Retired Oklahoma City police lieutenant volunteers as chaplain
Nearly 20 years ago, Dennis Frazier traded his police badge for a clerical collar.
Frazier, 73, retired as a lieutenant from the Oklahoma City Police Department in 1997 after 25 years of service. In 1999, he was ordained as a deacon in the Roman Catholic Church, he said.
Today, Frazier serves as a volunteer police chaplain for the police department as well as a hospital chaplain on behalf of the Archdiocese of Oklahoma City.
He also serves as a hospital chaplain, responding to calls across the Oklahoma City metro. He takes sacraments of the church to patients, often baptizing or bringing them back into the church in their final hours.
"If people can't come to church, the church should come to them," he said.
Raised as a Southern Baptist, he converted to Catholicism in the early 1980s after marrying his wife, Dianne, in 1976.
Frazier's mother and mother-in-law both died of cancer, so his empathy toward the sick led him to become a deacon after he retired from the police force.
"Police work is about helping people, and so is the deaconate," Frazier said.
Frazier recalled a time when he was making the rounds of Integris Baptist hospital, he felt compelled to take a different path than he normally would. He'd been up and down the same empty hallway twice when he happened upon a young woman. The woman's mother was a Stage 4 cancer patient, and she asked if he was Catholic clergy. When Frazier told her that he was a deacon, she asked to come in and pray with her mother.
During the visit, he noticed numbers tattooed on the woman's arm. Frazier asked about the tattoo, and the woman explained she had been imprisoned at Auschwitz as a young girl. After the war, she was taken to an orphanage run by Catholic nuns and converted, Frazier said.
"It's funny how the Holy Spirit works," Frazier said. "People can't orchestrate those things. Only God can."
As police chaplain, he attends lineups for officers starting their shifts and speaks to them privately if there's something they wish to discuss, he said.
Frazier describes his work with police as a "ministry of presence," leading prayers before police hit the streets for their shifts and offering spiritual guidance to officers. As a 20-year veteran of the department's tactical team, he also knows what kind of stress they endure, and he accompanies them whenever they are called to a scene, he said.
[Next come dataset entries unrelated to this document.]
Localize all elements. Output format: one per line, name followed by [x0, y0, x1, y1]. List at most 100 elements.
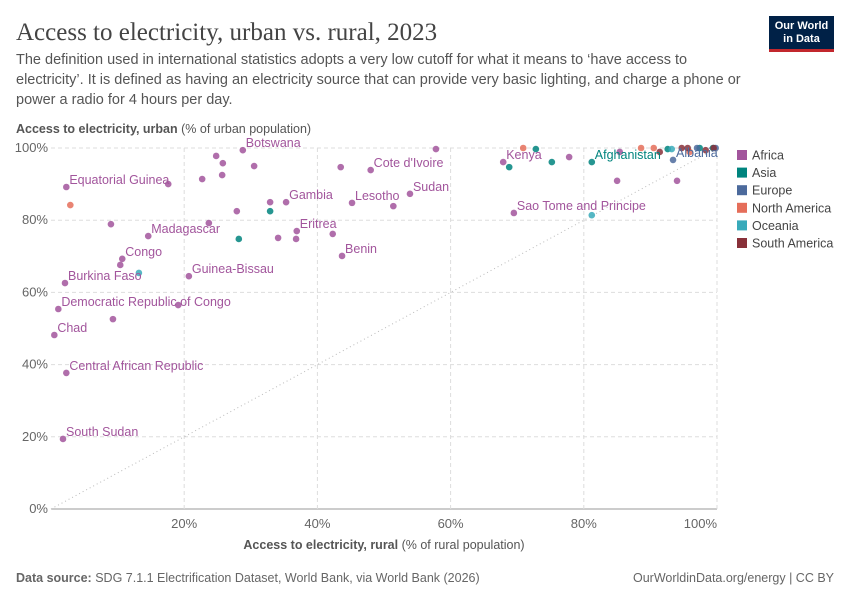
- point: [63, 369, 70, 377]
- y-axis-label: Access to electricity, urban (% of urban…: [16, 122, 311, 136]
- logo: Our World in Data: [769, 16, 834, 52]
- point-label: Sudan: [413, 180, 449, 194]
- grid: [51, 147, 718, 510]
- point-label: Guinea-Bissau: [192, 262, 274, 276]
- point: [693, 144, 701, 152]
- point-label: Sao Tome and Principe: [517, 199, 646, 213]
- point: [51, 331, 58, 339]
- legend-label: North America: [752, 201, 831, 215]
- point: [519, 144, 527, 152]
- point: [205, 219, 213, 227]
- point: [656, 148, 664, 156]
- legend-label: Europe: [752, 184, 792, 198]
- legend-swatch: [737, 220, 747, 231]
- point: [338, 252, 346, 260]
- point: [499, 158, 507, 166]
- point-label: Congo: [125, 245, 162, 259]
- point: [135, 269, 143, 277]
- y-tick-label: 80%: [22, 212, 48, 227]
- point-label: Eritrea: [300, 217, 337, 231]
- subtitle-box: The definition used in international sta…: [16, 52, 741, 108]
- legend-label: Oceania: [752, 219, 799, 233]
- x-axis-label: Access to electricity, rural (% of rural…: [243, 538, 524, 552]
- legend-swatch: [737, 150, 747, 160]
- source: SDG 7.1.1 Electrification Dataset, World…: [95, 571, 479, 585]
- point-label: Afghanistan: [595, 148, 661, 162]
- point: [164, 180, 172, 188]
- point-label: Gambia: [289, 188, 333, 202]
- point: [684, 144, 691, 152]
- point: [61, 279, 69, 287]
- point: [118, 255, 126, 263]
- point-label: Lesotho: [355, 189, 400, 203]
- point: [63, 183, 70, 191]
- y-tick-label: 100%: [15, 140, 49, 155]
- point: [144, 232, 152, 240]
- point: [367, 166, 374, 174]
- point: [650, 144, 658, 152]
- logo-bar: [769, 49, 834, 52]
- chart-subtitle: The definition used in international sta…: [16, 52, 741, 108]
- x-tick-label: 40%: [304, 516, 330, 531]
- point: [678, 144, 686, 152]
- point-labels: South Sudan Chad Central African Republic D…: [57, 136, 717, 439]
- point: [59, 435, 67, 443]
- point: [233, 207, 241, 215]
- point: [185, 272, 193, 280]
- y-axis-label-main: Access to electricity, urban: [16, 122, 178, 136]
- point: [348, 199, 356, 207]
- source-label: Data source:: [16, 571, 92, 585]
- point: [174, 301, 182, 309]
- x-tick-label: 60%: [438, 516, 464, 531]
- point: [588, 158, 596, 166]
- x-tick-label: 80%: [571, 516, 597, 531]
- x-tick-label: 100%: [684, 516, 718, 531]
- point: [239, 146, 247, 154]
- point-label: Chad: [57, 321, 87, 335]
- y-tick-label: 60%: [22, 284, 48, 299]
- y-tick-label: 20%: [22, 429, 48, 444]
- point-label: Cote d'Ivoire: [374, 156, 444, 170]
- legend-swatch: [737, 185, 747, 196]
- point: [266, 207, 274, 215]
- point: [668, 145, 676, 153]
- point: [212, 152, 220, 160]
- point-label: Kenya: [506, 148, 541, 162]
- y-axis-label-unit: (% of urban population): [181, 122, 311, 136]
- point: [218, 171, 226, 179]
- y-tick-label: 40%: [22, 357, 48, 372]
- point: [669, 156, 677, 164]
- legend-swatch: [737, 238, 747, 248]
- point-label: Madagascar: [151, 222, 220, 236]
- point: [432, 145, 440, 153]
- point: [198, 175, 206, 183]
- point: [613, 177, 621, 185]
- point-label: Democratic Republic of Congo: [61, 295, 231, 309]
- point: [505, 163, 513, 171]
- points: [51, 144, 719, 443]
- point: [274, 234, 282, 242]
- point: [406, 190, 414, 198]
- point-label: Benin: [345, 242, 377, 256]
- point-label: Central African Republic: [69, 359, 203, 373]
- point: [588, 211, 596, 219]
- point: [67, 201, 74, 209]
- point: [510, 209, 518, 217]
- point: [565, 153, 573, 161]
- point: [55, 305, 62, 313]
- point: [710, 144, 717, 152]
- chart-title: Access to electricity, urban vs. rural, …: [16, 19, 437, 46]
- legend-swatch: [737, 202, 747, 213]
- logo-text: Our World: [775, 20, 829, 32]
- point: [107, 220, 115, 228]
- point: [292, 235, 300, 243]
- footer-source: Data source: SDG 7.1.1 Electrification D…: [16, 571, 480, 585]
- point: [329, 230, 337, 238]
- footer-credit: OurWorldinData.org/energy | CC BY: [633, 571, 835, 585]
- point: [293, 227, 301, 235]
- point: [116, 261, 124, 269]
- point: [616, 148, 624, 156]
- point-label: Botswana: [246, 136, 301, 150]
- logo-text: in Data: [783, 33, 821, 45]
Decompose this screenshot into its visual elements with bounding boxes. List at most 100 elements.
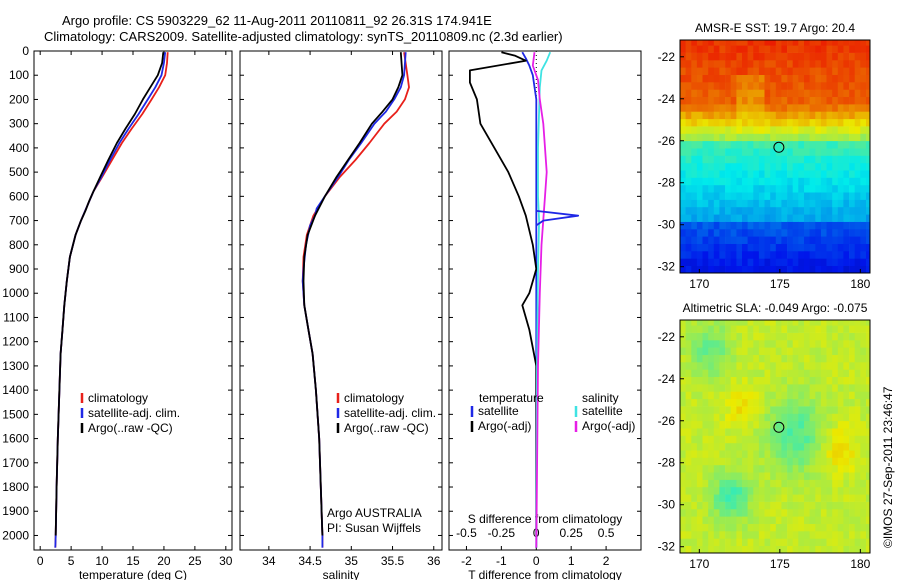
- map-cell: [702, 391, 709, 400]
- map-cell: [736, 67, 743, 75]
- map-cell: [742, 214, 748, 222]
- map-cell: [798, 162, 805, 171]
- map-cell: [713, 148, 720, 156]
- map-cell: [866, 369, 871, 377]
- map-cell: [702, 40, 709, 46]
- y-tick-label: -28: [658, 176, 676, 190]
- map-cell: [691, 265, 698, 274]
- map-cell: [730, 89, 737, 97]
- map-cell: [860, 133, 867, 142]
- map-cell: [753, 435, 760, 444]
- map-cell: [736, 206, 743, 215]
- map-cell: [764, 384, 771, 392]
- map-cell: [781, 228, 788, 237]
- map-cell: [764, 45, 771, 53]
- map-cell: [860, 332, 867, 341]
- map-cell: [758, 184, 765, 193]
- map-cell: [742, 228, 748, 237]
- map-cell: [708, 339, 715, 348]
- map-cell: [713, 420, 720, 429]
- map-cell: [736, 162, 743, 171]
- map-cell: [820, 243, 827, 252]
- map-cell: [753, 376, 760, 385]
- map-cell: [685, 89, 692, 97]
- map-cell: [770, 538, 777, 546]
- map-cell: [792, 442, 799, 451]
- map-cell: [843, 420, 850, 429]
- map-cell: [798, 406, 805, 414]
- map-cell: [753, 347, 760, 355]
- map-cell: [792, 192, 799, 200]
- map-cell: [753, 384, 760, 392]
- map-cell: [719, 538, 726, 546]
- map-cell: [680, 89, 686, 97]
- map-cell: [725, 339, 732, 348]
- map-cell: [804, 486, 810, 495]
- map-cell: [815, 435, 822, 444]
- map-cell: [787, 354, 794, 363]
- map-cell: [685, 413, 692, 422]
- map-cell: [792, 339, 799, 348]
- map-cell: [854, 320, 861, 326]
- map-cell: [696, 199, 703, 208]
- map-cell: [815, 40, 822, 46]
- map-cell: [792, 148, 799, 156]
- map-cell: [691, 384, 698, 392]
- map-cell: [781, 104, 788, 112]
- map-cell: [685, 170, 692, 178]
- map-cell: [764, 501, 771, 510]
- map-cell: [713, 140, 720, 149]
- map-cell: [787, 184, 794, 193]
- map-cell: [742, 258, 748, 266]
- map-cell: [747, 177, 754, 186]
- map-cell: [849, 354, 856, 363]
- map-cell: [820, 148, 827, 156]
- map-cell: [854, 126, 861, 134]
- map-cell: [775, 538, 782, 546]
- map-cell: [832, 214, 839, 222]
- map-cell: [826, 214, 833, 222]
- map-cell: [770, 52, 777, 61]
- map-cell: [843, 199, 850, 208]
- map-cell: [820, 545, 827, 554]
- map-cell: [713, 118, 720, 127]
- map-cell: [837, 479, 844, 488]
- map-cell: [787, 516, 794, 524]
- map-cell: [866, 479, 871, 488]
- map-cell: [809, 442, 816, 451]
- map-cell: [713, 369, 720, 377]
- map-cell: [702, 140, 709, 149]
- map-cell: [804, 369, 810, 377]
- map-cell: [860, 206, 867, 215]
- map-cell: [815, 82, 822, 90]
- map-cell: [804, 391, 810, 400]
- map-cell: [742, 133, 748, 142]
- map-cell: [753, 538, 760, 546]
- map-cell: [770, 320, 777, 326]
- x-tick-label: 170: [689, 277, 709, 291]
- map-cell: [753, 332, 760, 341]
- map-cell: [742, 148, 748, 156]
- map-cell: [747, 52, 754, 61]
- map-cell: [798, 442, 805, 451]
- map-cell: [680, 214, 686, 222]
- map-cell: [798, 486, 805, 495]
- map-cell: [781, 413, 788, 422]
- map-cell: [725, 457, 732, 466]
- map-cell: [826, 486, 833, 495]
- map-cell: [849, 265, 856, 274]
- map-cell: [787, 265, 794, 274]
- map-cell: [708, 376, 715, 385]
- map-cell: [685, 450, 692, 458]
- map-cell: [809, 523, 816, 532]
- map-cell: [849, 45, 856, 53]
- map-cell: [837, 457, 844, 466]
- map-cell: [860, 192, 867, 200]
- map-cell: [696, 82, 703, 90]
- map-cell: [849, 457, 856, 466]
- map-cell: [758, 243, 765, 252]
- map-cell: [866, 325, 871, 333]
- map-cell: [764, 206, 771, 215]
- map-cell: [747, 214, 754, 222]
- map-cell: [837, 347, 844, 355]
"They know I'm there praying for them," Frazier said.
He said it's not uncommon for him to drive 1,500 miles a month in his role as deacon.
Frazier said he is starting to slow down after nearly a half-century of service to his fellowman. He's taking a vacation to Rome this fall.
But he's not ready to quit being a chaplain just yet.
"It's kind of like police work. It's a calling," he said. "The Holy Spirit nudges you, and if you're receptive, you take it on."